Obwohl aus dem Monitoring bisher im Wesentlichen nur regionale Daten aus limitierten Zeiträumen vorliegen, scheint die Gnitzenaktivität in Deutschland sowohl saisonal länger als auch in den Frühjahrs- und Herbstmonaten intensiver zu sein als noch in den Zeitperioden des ersten BTV- (2007-2009) und des ersten SBV-Ausbruchs (2011-2013). Auf Grundlage dieser Daten konnte eine „vektorfreie/-arme Zeit“ im Winter vorgeschlagen werden, in der die Gnitzenaktivität unter einen festgelegten Schwellenwert fällt und daher Lockerungen von Handelsbeschränkungen mit Wiederkäuern aus einer Blauzungen-Restriktionszone möglich sind. Zudem erbrachte die bisherige Datenauswertung das Vorkommen zweier neuer Gnitzenarten für Deutschland.
Bei der Entwicklung der Tests zur genetischen Artidentifizierung der Gnitzen stehen die Arten des Obsoletus- und Pulicaris-Komplexes im Fokus. Für den Obsoletus-Komplex wird derzeit eine quantitative und multiplexfähige realtime PCR als Methode entwickelt, die eine zuverlässige Identifizierung der Komplexarten C. obsoletus, C. scoticus und C. chiopterus sowie der nahverwandten Art C. dewulfi ermöglichen soll. Parallel wird eine konventionelle PCR für den Pulicaris-Komplex entwickelt, die alle potenziellen Vektorarten dieses Komplexes identifizieren soll.
Das Virus-Screening von im Monitoring 2019 gesammelten Gnitzen ergab mehrere SBV-Nachweise, vorwiegend in Ost-und Süddeutschland. Der saisonal früheste Nachweis gelang in Ende April 2019 gesammelten Gnitzen. BTV wurde bisher nicht detektiert. Die Ergebnisse spiegeln wider, dass SBV im Jahr 2019 häufig im Säugetierwirt (= Wiederkäuer) auftrat, während BTV in Wiederkäuern kaum nachgewiesen wurde.
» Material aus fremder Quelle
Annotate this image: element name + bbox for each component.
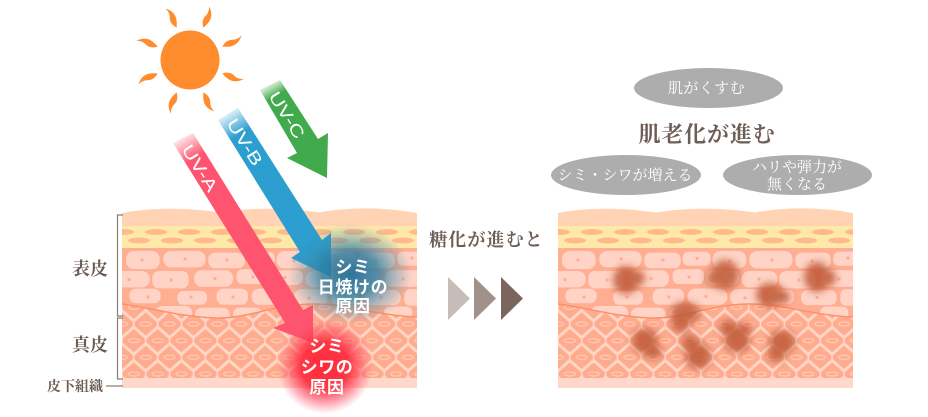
label: spot and wrinkle cause: シワの	[301, 358, 353, 377]
heading: skin aging progresses: 肌老化が進む	[639, 122, 775, 147]
skin diagram: left (UV exposure)	[112, 208, 431, 388]
bracket: dermis	[118, 318, 123, 379]
callout: more spots and wrinkles: シミ・シワが増える	[557, 167, 693, 184]
label: sunburn spot cause: シミ	[335, 258, 371, 277]
arrow: UV-B	[218, 108, 331, 277]
leader: subcutaneous	[106, 385, 123, 387]
label: spot and wrinkle cause: 原因	[309, 378, 345, 397]
label: dermis: 真皮	[72, 335, 108, 355]
arrow: UV-A	[173, 133, 313, 343]
heading: glycation progresses: 糖化が進むと	[429, 230, 544, 250]
bracket: epidermis	[118, 215, 123, 316]
label: spot and wrinkle cause: シミ	[309, 337, 345, 356]
arrow: UV-B: UV-B	[223, 115, 266, 169]
callout: loss of firmness: 無くなる	[767, 176, 827, 193]
callout: dull skin: 肌がくすむ	[668, 80, 745, 97]
callout: more spots and wrinkles	[551, 155, 701, 195]
callout: loss of firmness	[723, 155, 872, 195]
arrow: UV-C: UV-C	[265, 88, 308, 142]
skin diagram: right (aged skin)	[548, 208, 867, 388]
glow: blue spot	[288, 224, 412, 324]
callout: dull skin	[634, 68, 783, 108]
glow: red spot	[277, 318, 373, 414]
icon: sun	[136, 6, 244, 114]
label: epidermis: 表皮	[72, 259, 108, 279]
arrow: UV-C	[260, 80, 328, 178]
label: subcutaneous tissue: 皮下組織	[47, 378, 104, 395]
arrows: three chevrons	[448, 277, 523, 320]
label: sunburn spot cause: 日焼けの	[318, 277, 388, 297]
callout: loss of firmness: ハリや弾力が	[752, 159, 842, 176]
dark spots	[613, 260, 836, 369]
label: sunburn spot cause: 原因	[335, 297, 371, 316]
arrow: UV-A: UV-A	[178, 141, 222, 196]
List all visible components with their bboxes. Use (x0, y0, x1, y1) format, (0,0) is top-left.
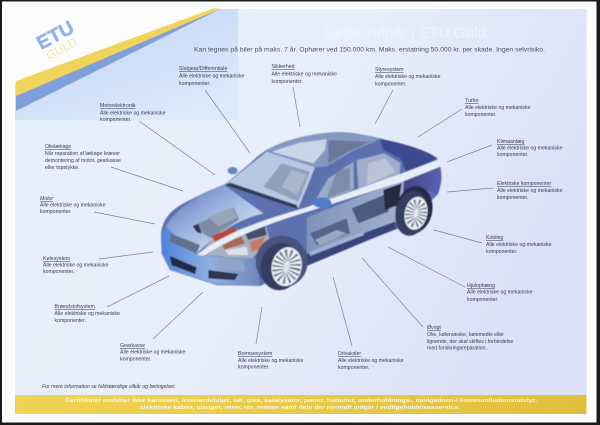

Für Infektionsversuche konnte eine Culicoides sonorensis-Kolonie am FLI etabliert werden. In vivo-Infektionsversuche mit unterschiedlichen Virusstämmen dauern an. Um die Funktion viraler Proteine im Insektenvektor näher zu bestimmen, werden in vitro-Infektionsversuche mit rekombinant hergestellten SBV-Deletionsmutanten im Gnitzen-Zellkultursystem durchgeführt. Mittels vergleichender Transkriptomanalysen wird die zelluläre Antwort auf die Virusinfektion untersucht.